RBC CENTER/ RALEIGH—Lying down on the job worked out well for David Steckel.

The Capitals’ center, skidding across the ice on the seat of his pants after tangling with Hurricanes goaltender Cam Ward, still managed to move the puck across to Matt Hendricks for a controversial first-period goal that was the difference until the final minutes as Washington spoiled Carolina’s long-awaited home opener with a 3-0 win on Wednesday night.

“I don’t think its a goal,” Canes coach Paul Maurice said. “I’m not looking for a penalty. There are a bunch of different situations. If he rolls over your goaltender, then it’s a penalty. I didn’t feel in [the official’s] argument that Cam was expanding out into the player, in which case the player has the right to his own ice. But for me he didn’t. So I didn’t agree with the call at all. He started with his heels in the paint. If he came out, he came out an inch.”

Ward was sharp throughout, robbing Alex Ovechkin with the shaft of his stick on a Caps power play in the second period, but many of his teammates seemed to labor up and down the ice.
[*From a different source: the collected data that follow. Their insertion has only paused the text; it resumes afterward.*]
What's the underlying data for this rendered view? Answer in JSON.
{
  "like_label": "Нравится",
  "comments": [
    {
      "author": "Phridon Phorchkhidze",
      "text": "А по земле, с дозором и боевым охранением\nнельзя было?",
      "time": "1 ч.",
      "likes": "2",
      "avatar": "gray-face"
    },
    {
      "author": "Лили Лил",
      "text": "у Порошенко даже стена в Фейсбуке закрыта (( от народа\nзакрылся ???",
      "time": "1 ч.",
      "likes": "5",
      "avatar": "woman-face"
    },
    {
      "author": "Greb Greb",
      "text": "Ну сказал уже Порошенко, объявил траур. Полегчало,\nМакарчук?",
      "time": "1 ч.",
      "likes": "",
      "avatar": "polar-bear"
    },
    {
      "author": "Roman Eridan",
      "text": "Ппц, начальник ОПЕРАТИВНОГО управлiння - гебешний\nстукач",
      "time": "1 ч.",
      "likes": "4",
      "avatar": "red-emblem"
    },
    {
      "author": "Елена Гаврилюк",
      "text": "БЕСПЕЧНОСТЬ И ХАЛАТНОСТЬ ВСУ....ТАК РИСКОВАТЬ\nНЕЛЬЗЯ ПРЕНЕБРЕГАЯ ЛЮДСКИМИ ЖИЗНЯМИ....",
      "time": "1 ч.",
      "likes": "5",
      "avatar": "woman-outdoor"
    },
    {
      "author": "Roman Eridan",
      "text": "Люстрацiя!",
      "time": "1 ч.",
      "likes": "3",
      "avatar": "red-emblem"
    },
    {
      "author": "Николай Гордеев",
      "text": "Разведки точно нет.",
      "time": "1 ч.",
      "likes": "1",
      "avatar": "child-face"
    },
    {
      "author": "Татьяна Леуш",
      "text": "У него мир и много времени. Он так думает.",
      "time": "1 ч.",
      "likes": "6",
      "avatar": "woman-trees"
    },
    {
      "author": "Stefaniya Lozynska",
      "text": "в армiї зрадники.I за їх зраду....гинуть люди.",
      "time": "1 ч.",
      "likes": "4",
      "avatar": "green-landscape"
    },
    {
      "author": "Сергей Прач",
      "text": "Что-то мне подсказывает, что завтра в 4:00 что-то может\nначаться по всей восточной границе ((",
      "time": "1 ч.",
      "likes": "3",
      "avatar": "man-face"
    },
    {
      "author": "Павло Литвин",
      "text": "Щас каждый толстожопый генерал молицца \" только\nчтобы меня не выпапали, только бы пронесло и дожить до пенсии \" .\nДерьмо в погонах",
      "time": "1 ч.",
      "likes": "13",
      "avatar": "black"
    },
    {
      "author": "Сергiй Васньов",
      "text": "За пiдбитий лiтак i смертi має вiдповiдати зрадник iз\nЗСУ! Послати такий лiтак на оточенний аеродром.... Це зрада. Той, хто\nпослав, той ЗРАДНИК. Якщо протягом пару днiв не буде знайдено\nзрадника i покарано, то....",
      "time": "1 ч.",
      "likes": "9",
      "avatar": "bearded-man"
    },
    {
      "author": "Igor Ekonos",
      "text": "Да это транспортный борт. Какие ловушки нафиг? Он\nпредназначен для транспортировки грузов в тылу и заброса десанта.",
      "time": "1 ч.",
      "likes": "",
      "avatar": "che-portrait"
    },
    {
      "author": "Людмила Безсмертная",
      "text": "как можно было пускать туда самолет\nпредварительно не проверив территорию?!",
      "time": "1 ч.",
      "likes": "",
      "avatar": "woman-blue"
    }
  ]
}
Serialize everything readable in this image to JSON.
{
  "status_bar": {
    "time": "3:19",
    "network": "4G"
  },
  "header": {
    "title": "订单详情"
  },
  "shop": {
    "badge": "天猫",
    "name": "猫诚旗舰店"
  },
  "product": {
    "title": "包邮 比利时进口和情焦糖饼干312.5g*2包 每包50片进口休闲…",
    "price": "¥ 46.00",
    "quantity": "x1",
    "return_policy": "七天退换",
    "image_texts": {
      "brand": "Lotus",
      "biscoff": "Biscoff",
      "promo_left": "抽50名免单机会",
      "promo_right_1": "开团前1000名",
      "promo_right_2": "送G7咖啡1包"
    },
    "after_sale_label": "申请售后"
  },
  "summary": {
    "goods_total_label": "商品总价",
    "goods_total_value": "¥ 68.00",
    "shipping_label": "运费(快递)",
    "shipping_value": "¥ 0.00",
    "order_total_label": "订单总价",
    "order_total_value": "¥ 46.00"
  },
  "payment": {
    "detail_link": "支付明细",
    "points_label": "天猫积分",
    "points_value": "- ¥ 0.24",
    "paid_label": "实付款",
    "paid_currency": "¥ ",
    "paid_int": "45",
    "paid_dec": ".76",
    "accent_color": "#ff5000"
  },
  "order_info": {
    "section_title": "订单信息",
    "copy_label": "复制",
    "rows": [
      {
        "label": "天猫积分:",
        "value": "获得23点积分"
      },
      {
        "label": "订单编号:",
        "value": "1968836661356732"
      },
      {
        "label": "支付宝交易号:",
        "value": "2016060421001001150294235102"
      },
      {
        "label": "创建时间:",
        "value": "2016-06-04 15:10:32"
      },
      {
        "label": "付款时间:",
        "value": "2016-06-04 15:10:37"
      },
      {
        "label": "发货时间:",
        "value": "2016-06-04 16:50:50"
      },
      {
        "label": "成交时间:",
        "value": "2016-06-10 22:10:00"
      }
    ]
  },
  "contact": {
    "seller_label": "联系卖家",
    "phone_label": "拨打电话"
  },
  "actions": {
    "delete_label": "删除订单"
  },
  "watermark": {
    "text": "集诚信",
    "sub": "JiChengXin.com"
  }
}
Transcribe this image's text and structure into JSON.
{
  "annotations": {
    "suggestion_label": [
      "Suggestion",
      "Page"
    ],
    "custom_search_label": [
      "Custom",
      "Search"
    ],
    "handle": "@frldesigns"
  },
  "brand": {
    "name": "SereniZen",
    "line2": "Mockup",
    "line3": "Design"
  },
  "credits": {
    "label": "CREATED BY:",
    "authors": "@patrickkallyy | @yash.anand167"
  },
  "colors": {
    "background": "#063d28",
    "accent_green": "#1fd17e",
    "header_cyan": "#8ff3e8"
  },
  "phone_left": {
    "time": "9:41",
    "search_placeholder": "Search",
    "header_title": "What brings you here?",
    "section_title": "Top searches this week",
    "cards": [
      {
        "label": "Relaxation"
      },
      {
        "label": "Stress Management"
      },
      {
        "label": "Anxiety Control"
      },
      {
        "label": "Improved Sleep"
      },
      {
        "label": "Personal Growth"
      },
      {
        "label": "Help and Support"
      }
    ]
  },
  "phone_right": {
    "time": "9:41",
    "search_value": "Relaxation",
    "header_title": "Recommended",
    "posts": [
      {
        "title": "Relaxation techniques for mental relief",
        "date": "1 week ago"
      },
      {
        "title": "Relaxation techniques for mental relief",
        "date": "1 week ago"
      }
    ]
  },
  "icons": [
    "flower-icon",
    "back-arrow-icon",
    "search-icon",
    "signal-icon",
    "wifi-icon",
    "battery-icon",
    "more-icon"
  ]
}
Chances jumped off sticks, rebounds hid in skate blades, and Canes players looked up at the rafters or smacked their sticks against the boards with frustration.

“It took us a couple minutes to get our legs back into it,” captain Eric Staal acknowledged. “For everybody it was probably a tougher game, in that respect, than we’ve had all year. Just getting the legs going, getting the heart rate back up. Sometimes it’s tough coming off a road trip like that. But we got into it, I thought we were close.”

It’s hard to get closer than Staal did as a power play ended midway through the second period. Capitals goalie Michal Neuvirth flashed his glove to snare Staal’s hard slap shot. Neuvirth’s shutout came fairly easy, however, as his defense effectively collapsed in front of him to clear rebounds. The Canes did the rest to themselves, missing chances to get the puck on net, none more golden than when Chad LaRose, who was looking at an open goal, couldn’t keep the puck on his stick blade with 13 minutes to play.

Nicklas Backstrom potted a rebound a few minutes later, and added an empty-net goal after the Canes pulled Cam Ward in the final minutes to cap the scoring. Ovechkin, brilliantly held in check throughout by Joe Corvo, was unnoticeable throughout the game, managing only the second assist on Backstrom’s first marker.

This season, there will be games like this one, as the young Hurricanes experience the grind of a long season. Coach Maurice waxed philosophical about the team’s effort, “If you play that game in the middle of the season, I might be a little bit grumpier about the effort. But I don’t think that’s what it was. They were saying the right things on the bench.”

“We stayed in the fight against a good team. The bodies just weren’t doing what the brains wanted them to do.”